Re: [RFC 1/1] x86/vmemmap: Add missing update of PML4 table / PML5 table entry
From: Dave Hansen
Date: Fri Feb 14 2025 - 19:29:15 EST
On 2/14/25 16:20, Harry (Hyeonggon) Yoo wrote:
> On Fri, Feb 14, 2025 at 11:57:50AM -0800, Dave Hansen wrote:
>> On 2/14/25 11:51, Gwan-gyeong Mun wrote:
>>> when performing vmemmap populate, if the entry of the PML4 table/PML5 table
>>> pointing to the target virtual address has never been updated, a page fault
>>> occurs when the memset(start) called from the vmemmap_use_new_sub_pmd()
>>> execution flow.
>>
>> "Page fault" meaning oops? Or something that we manage to handle and
>> return from without oopsing?
>
> It means oops, because the kernel accesses part of vmemmap that's not
> populated (yet) in current process's page table.

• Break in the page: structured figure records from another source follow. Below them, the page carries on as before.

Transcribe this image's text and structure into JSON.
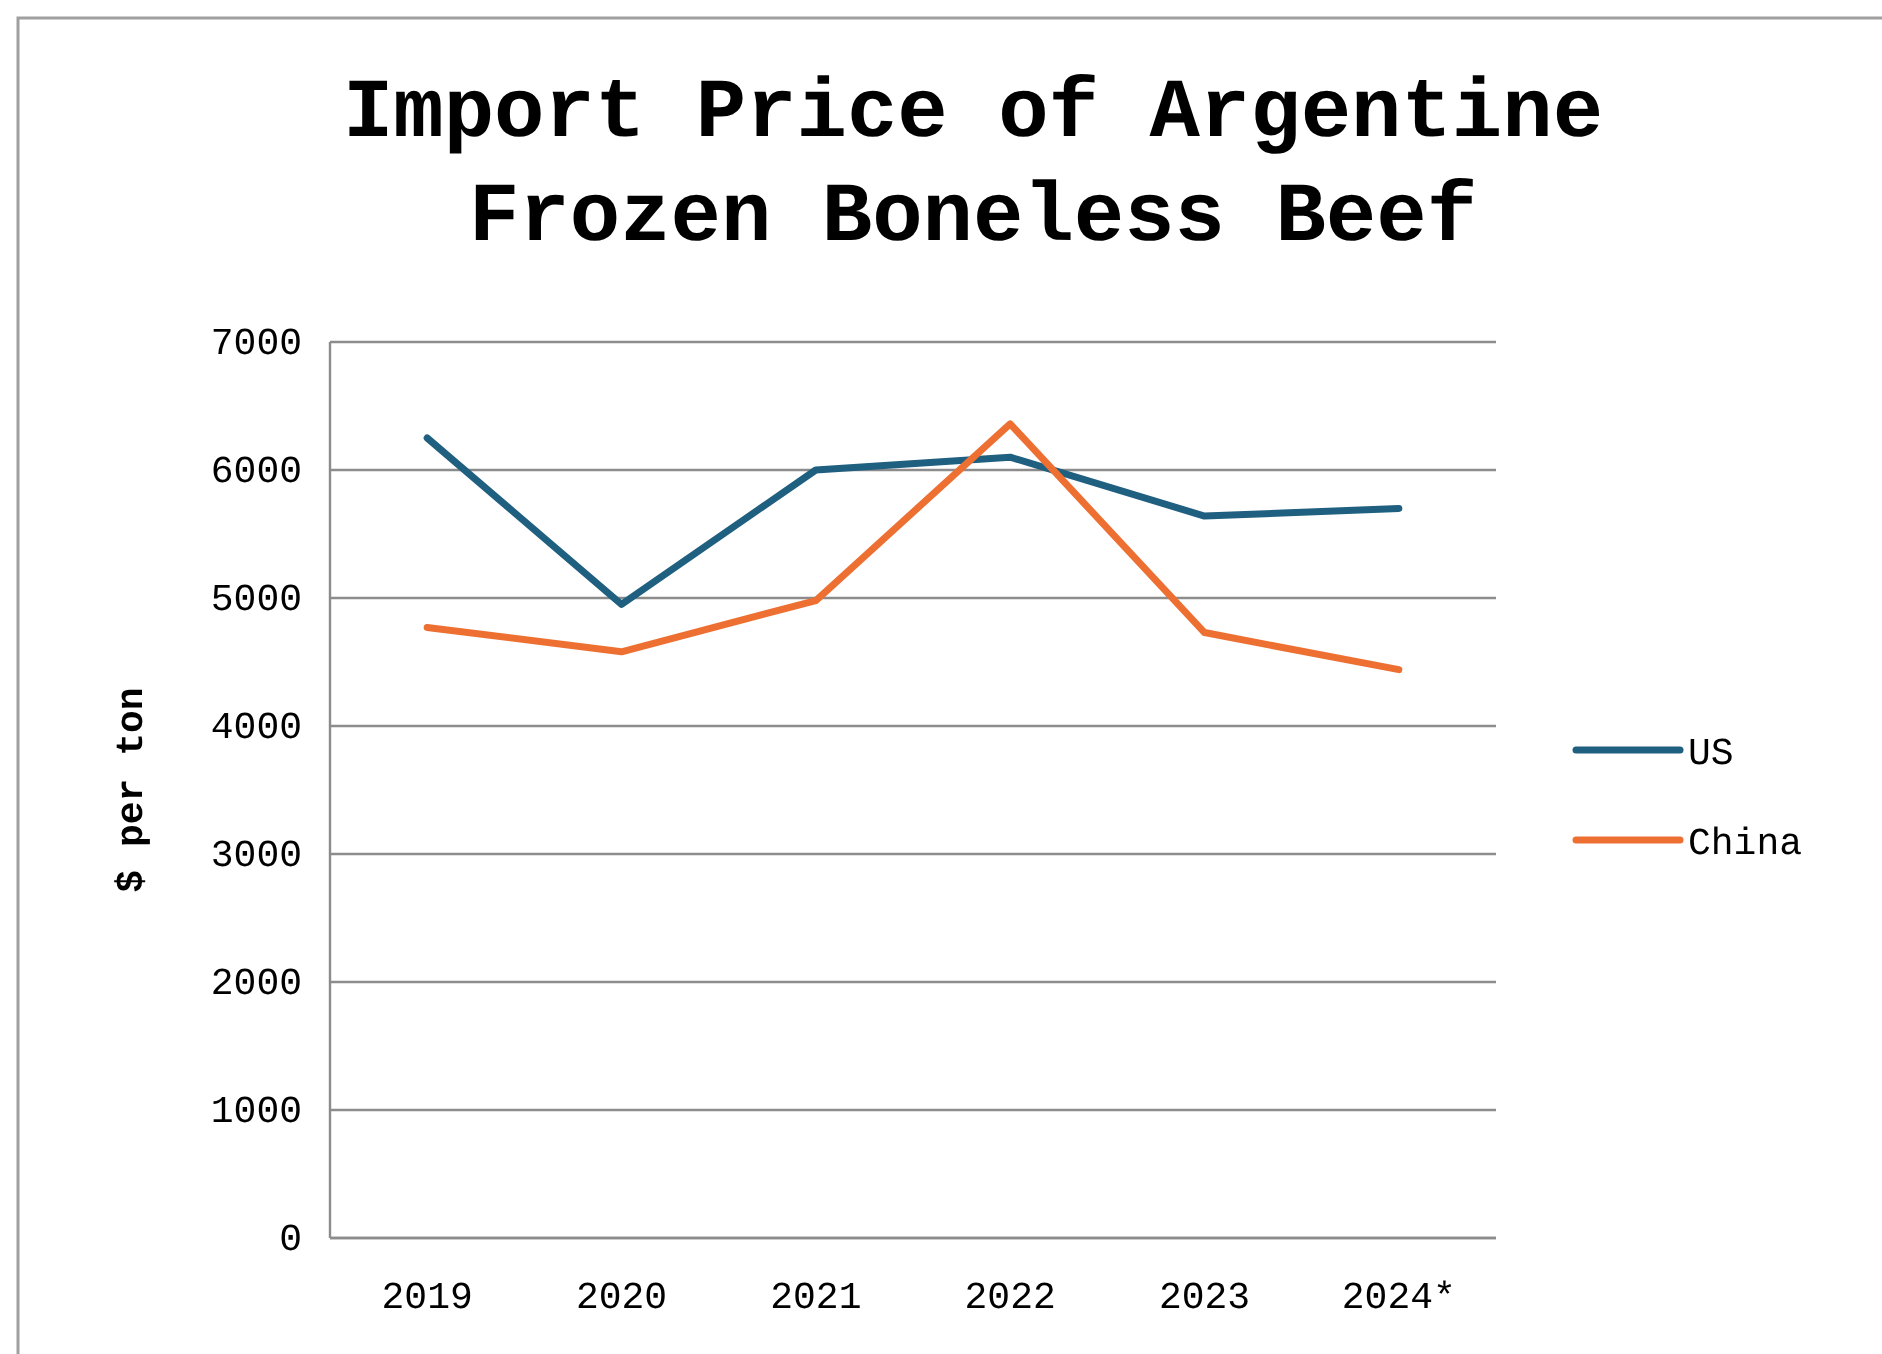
{
  "chart_data": {
    "type": "line",
    "title": "Import Price of Argentine Frozen Boneless Beef",
    "ylabel": "$ per ton",
    "categories": [
      "2019",
      "2020",
      "2021",
      "2022",
      "2023",
      "2024*"
    ],
    "series": [
      {
        "name": "US",
        "color": "#1f5f7f",
        "values": [
          6250,
          4950,
          6000,
          6100,
          5640,
          5700
        ]
      },
      {
        "name": "China",
        "color": "#ed7032",
        "values": [
          4770,
          4580,
          4980,
          6360,
          4730,
          4440
        ]
      }
    ],
    "ylim": [
      0,
      7000
    ],
    "yticks": [
      0,
      1000,
      2000,
      3000,
      4000,
      5000,
      6000,
      7000
    ],
    "grid": "y",
    "legend": "right",
    "marker": "none",
    "line_style": "solid"
  }
}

Your 0/1 cover letter got to me after this mail did. I see the oops
there clear as day now.
> This oops was observed after increasing the size of struct page (as a part of
> developing a debug feature), but the real cause is that page table entries are
> only installed in init_mm's page table and then sync'd later, but in the mean
> time the process that triggered hot-plug accesses new portion of vmemmap.
>
> If the process does not directly use the page table of init_mm (like swapper)
> this oops can occur (e.g., I was able to trigger with `sudo modprobe hmm_test`
> after increasing the size of struct page).
Makes sense. Thanks for the explanation.
>>> This fixes the problem of using the virtual address without updating the
>>> entry in the PML4 table or PML5 table. But this is a temporary solution to
>>> prevent page fault problems, and it requires improvement of the routine
>>> that updates the missing entry in the PML4 table or PML5 table.
>>
>> Can we please skip past the band-aid and go to the real fix?
>
> Yes, of course it'd best to skip a temporary fix.
> The intention is to report/discuss the problem and a fix as a starting point.
Do you have a better fix in mind?